Parade killings judge nears decision on Supreme Court run

November 28, 2022 GMT

WAUKESHA, Wis. (AP) — The judge who presided over the trial of the man convicted of killing six people during the Waukesha Christmas parade said Monday that she will make a decision on whether to run for the Wisconsin Supreme Court “in the coming days.”

Waukesha County Circuit Judge Jennifer Dorow’s comments to WTMJ-TV in Milwaukee are the first public remarks she has made about a potential run for the state Supreme Court. She has been considering getting into the race for weeks, after she garnered national attention while presiding over the Darrell Brooks trial.

Dorow told WTMJ that she has “been overwhelmed with the outpouring of support and encouragement to consider a run for the Supreme Court.”

Dorow said she was considering all of her options.

“I want to weigh things, and certainly talk to my family, and make a decision over the next couple days,” she said.

The Supreme Court race is important for both sides as the winner will determine the ideological makeup of the court, which is currently controlled 4-3 by conservatives. One of the conservative justices, Patience Roggensack, is retiring, creating the open seat.

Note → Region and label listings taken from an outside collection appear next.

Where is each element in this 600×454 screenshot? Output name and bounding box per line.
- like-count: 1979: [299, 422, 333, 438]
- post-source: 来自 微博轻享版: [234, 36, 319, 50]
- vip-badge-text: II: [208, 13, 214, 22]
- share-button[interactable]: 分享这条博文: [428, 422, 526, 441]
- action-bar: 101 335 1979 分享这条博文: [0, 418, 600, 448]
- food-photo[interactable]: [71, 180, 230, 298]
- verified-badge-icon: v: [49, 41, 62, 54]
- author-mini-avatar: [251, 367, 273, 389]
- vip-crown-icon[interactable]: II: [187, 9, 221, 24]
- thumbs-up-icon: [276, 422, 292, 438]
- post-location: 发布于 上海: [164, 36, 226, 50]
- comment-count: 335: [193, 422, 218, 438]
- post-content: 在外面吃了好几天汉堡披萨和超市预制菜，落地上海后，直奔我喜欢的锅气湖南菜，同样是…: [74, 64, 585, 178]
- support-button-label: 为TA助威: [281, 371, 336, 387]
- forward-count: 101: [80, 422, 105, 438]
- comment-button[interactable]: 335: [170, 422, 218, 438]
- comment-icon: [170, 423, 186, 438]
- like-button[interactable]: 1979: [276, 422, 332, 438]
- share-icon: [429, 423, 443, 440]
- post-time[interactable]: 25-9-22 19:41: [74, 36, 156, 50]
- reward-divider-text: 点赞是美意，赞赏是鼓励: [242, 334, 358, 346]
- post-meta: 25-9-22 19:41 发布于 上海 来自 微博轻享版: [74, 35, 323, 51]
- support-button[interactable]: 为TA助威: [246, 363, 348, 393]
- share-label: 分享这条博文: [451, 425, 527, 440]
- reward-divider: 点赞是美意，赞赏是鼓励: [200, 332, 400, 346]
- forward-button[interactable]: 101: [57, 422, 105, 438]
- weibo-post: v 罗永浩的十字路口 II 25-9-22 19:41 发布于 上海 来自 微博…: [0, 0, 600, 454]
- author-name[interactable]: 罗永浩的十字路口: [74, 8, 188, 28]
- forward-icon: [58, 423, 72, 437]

The court has been bitterly partisan for more than a decade and ruled on several major policy disputes, including upholding Republican-drawn legislative maps and banning absentee ballot drop boxes. Several major cases are expected to head before the court next year, including a challenge to Wisconsin’s 173-year-old abortion ban law.

Dane County Circuit Judge Everett Mitchell and Milwaukee County Circuit Judge Janet Protasiewicz, both liberals, are running as is Dan Kelly, a conservative former Wisconsin Supreme Court justice. A Feb. 21 primary will narrow the field to two finalists for the April 4 election. The winner will take the seat in August.

A jury convicted Brooks on six counts of first-degree intentional homicide following the live-streamed trial and Dorow sentenced him to life in prison without the possibility of parole on Nov. 16. Dorow declined to discuss the case with WTMJ, due to a pending appeal, but said the case was her biggest ever and she was proud of how she handled it.